Pemberdayaan Masyarakat Pedesaan Berbasiskan Masyarakat Terpencil
Pendahuluan
Di negara kita masih terdapat banyak
penduduk miskin (38,4 juta jiwa tahun 2002). Penduduk miskin ini tersebar di
perkotaan dan pedesaan. Diantara masyarakat miskin di pedesaan ini, yang
kondisi kemiskinannya paling rentan adalah yang berdiam di wilayah terpencil.
Wilayah terpencil adalah wilayah yang tidak terhubungkan dengan prasarana
transportasi (darat, laut maupun udara) dan komunikasi dengan pusat-pusat
pertumbuhan terkecil sekalipun (yaitu pusat desa atau kecamatan). Wilayah terpencil berada di pulau-pulau
kecil maupun di pedalaman. Di beberapa wilayah pedesaan terpencil ini bermukim
masyarakat adat dan masyarakat umum. Mereka adalah masyarakat yang masih sangat
terbelakang, belum mampu mengembangkan pengetahuan untuk meningkatkan kualitas
hidupnya dan sangat sedikit menerima sentuhan pembangunan.
Tujuan
dari tulisan ini adalah menjawab pertanyaan bagaimana memberdayakan masyarakat
pedesaan yang berada di wilayah terpencil tersebut.

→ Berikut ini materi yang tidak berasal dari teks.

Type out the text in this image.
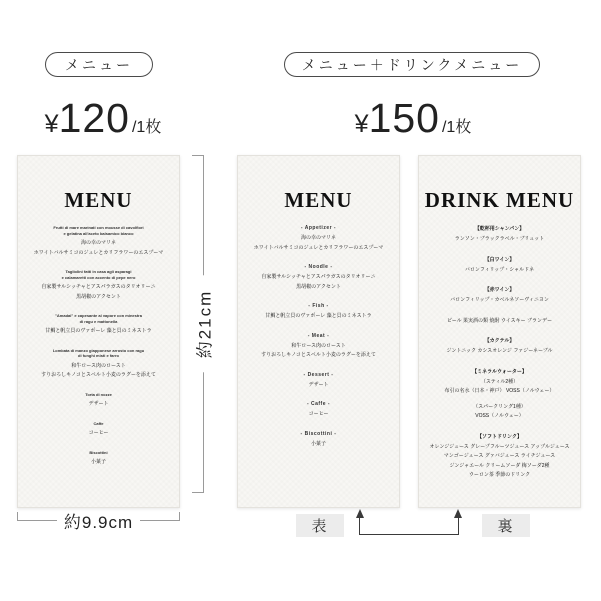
メニュー	メニュー＋ドリンクメニュー
¥ 120 /1枚	¥ 150 /1枚
MENU
Frutti di mare marinati con mousse di cavolfiori
e gelatina all'aceto balsamico bianco
海の幸のマリネ
ホワイトバルサミコのジュレとカリフラワーのエスプーマ
Tagliolini fatti in casa agli asparagi
e calamaretti con accento di pepe nero
自家製サルシッチャとアスパラガスのタリオリーニ
黒胡椒のアクセント
"Amadai" e capesante al vapore con minestra
di ragu e mattonella
甘鯛と帆立貝のヴァポーレ 藻と貝のミネストラ
Lombata di manzo giapponese arrosto con ragu
di funghi misti e farro
和牛ロース肉のロースト
すりおろしキノコとスペルト小麦のラグーを添えて
Torta di nozze
デザート
Caffe
コーヒー
Biscottini
小菓子
MENU
- Appetizer -
海の幸のマリネ
ホワイトバルサミコのジュレとカリフラワーのエスプーマ
- Noodle -
自家製サルシッチャとアスパラガスのタリオリーニ
黒胡椒のアクセント
- Fish -
甘鯛と帆立貝のヴァポーレ 藻と貝のミネストラ
- Meat -
和牛ロース肉のロースト
すりおろしキノコとスペルト小麦のラグーを添えて
- Dessert -
デザート
- Caffe -
コーヒー
- Biscottini -
小菓子
DRINK MENU
【乾杯用シャンパン】
ランソン・ブラックラベル・ブリュット
【白ワイン】
バロンフィリップ・シャルドネ
【赤ワイン】
バロンフィリップ・カベルネソーヴィニヨン
ビール 果実酒の類 焼酎 ウイスキー ブランデー
【カクテル】
ジントニック カシスオレンジ ファジーネーブル
【ミネラルウォーター】
（スティル2種）
布引の名水（日本・神戸） VOSS（ノルウェー）
（スパークリング1種）
VOSS（ノルウェー）
【ソフトドリンク】
オレンジジュース グレープフルーツジュース アップルジュース
マンゴージュース グァバジュース ライチジュース
ジンジャエール クリームソーダ 梅ソーダ2種
ウーロン茶 季節のドリンク
約21cm
約9.9cm	表	裏
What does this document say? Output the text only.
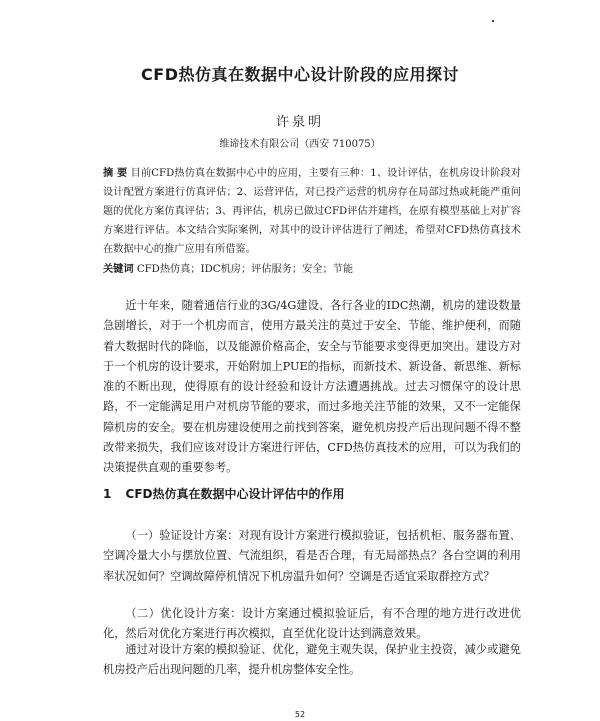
CFD热仿真在数据中心设计阶段的应用探讨
许泉明
维谛技术有限公司（西安 710075）
摘 要 目前CFD热仿真在数据中心中的应用，主要有三种：1、设计评估，在机房设计阶段对设计配置方案进行仿真评估；2、运营评估，对已投产运营的机房存在局部过热或耗能严重问题的优化方案仿真评估；3、再评估，机房已做过CFD评估并建档，在原有模型基础上对扩容方案进行评估。本文结合实际案例，对其中的设计评估进行了阐述，希望对CFD热仿真技术在数据中心的推广应用有所借鉴。
关键词 CFD热仿真；IDC机房；评估服务；安全；节能
近十年来，随着通信行业的3G/4G建设、各行各业的IDC热潮，机房的建设数量急剧增长，对于一个机房而言，使用方最关注的莫过于安全、节能、维护便利，而随着大数据时代的降临，以及能源价格高企，安全与节能要求变得更加突出。建设方对于一个机房的设计要求，开始附加上PUE的指标，而新技术、新设备、新思维、新标准的不断出现，使得原有的设计经验和设计方法遭遇挑战。过去习惯保守的设计思路，不一定能满足用户对机房节能的要求，而过多地关注节能的效果，又不一定能保障机房的安全。要在机房建设使用之前找到答案，避免机房投产后出现问题不得不整改带来损失，我们应该对设计方案进行评估，CFD热仿真技术的应用，可以为我们的决策提供直观的重要参考。
1 CFD热仿真在数据中心设计评估中的作用
（一）验证设计方案：对现有设计方案进行模拟验证，包括机柜、服务器布置、空调冷量大小与摆放位置、气流组织，看是否合理，有无局部热点？各台空调的利用率状况如何？空调故障停机情况下机房温升如何？空调是否适宜采取群控方式？
（二）优化设计方案：设计方案通过模拟验证后，有不合理的地方进行改进优化，然后对优化方案进行再次模拟，直至优化设计达到满意效果。
通过对设计方案的模拟验证、优化，避免主观失误，保护业主投资，减少或避免机房投产后出现问题的几率，提升机房整体安全性。
52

Bagian pertama membahas
pengertian pemberdayaan masyarakat secara umum. Bagian berikutnya bagaimana
menerapkan konsep pemberdayaan masyarakat tersebut pada masyarakat pedesaan
yang berada di wilayah terpencil.
Pemberdayaan
merujuk pada pengertian perluasan kebebasan memilih dan bertindak. Bagi masyarakat miskin, kebebasan ini sangat
terbatas karena ketidakmampuan bersuara (voicelessness) dan ketidak
berdayaan (powerlessness) dalam hubungannya dengan negara dan pasar.
Karena kemiskinan adalah multi dimensi, masyarakat miskin membutuhkan kemampuan
pada tingkat individu (seperti kesehatan, pendidikan dan perumahan) dan pada
tingkat kolektif (seperti bertindak bersama untuk mengatasi masalah).
Memberdayakan masyarakat miskin dan terbelakang menuntut upaya menghilangkan
penyebab ketidakmampuan mereka meningkatkan kualitas hidupnya.
Unsur-unsur
pemberdayaan masyarakat pada umumnya adalah: (1) inklusi dan partisipasi; (2)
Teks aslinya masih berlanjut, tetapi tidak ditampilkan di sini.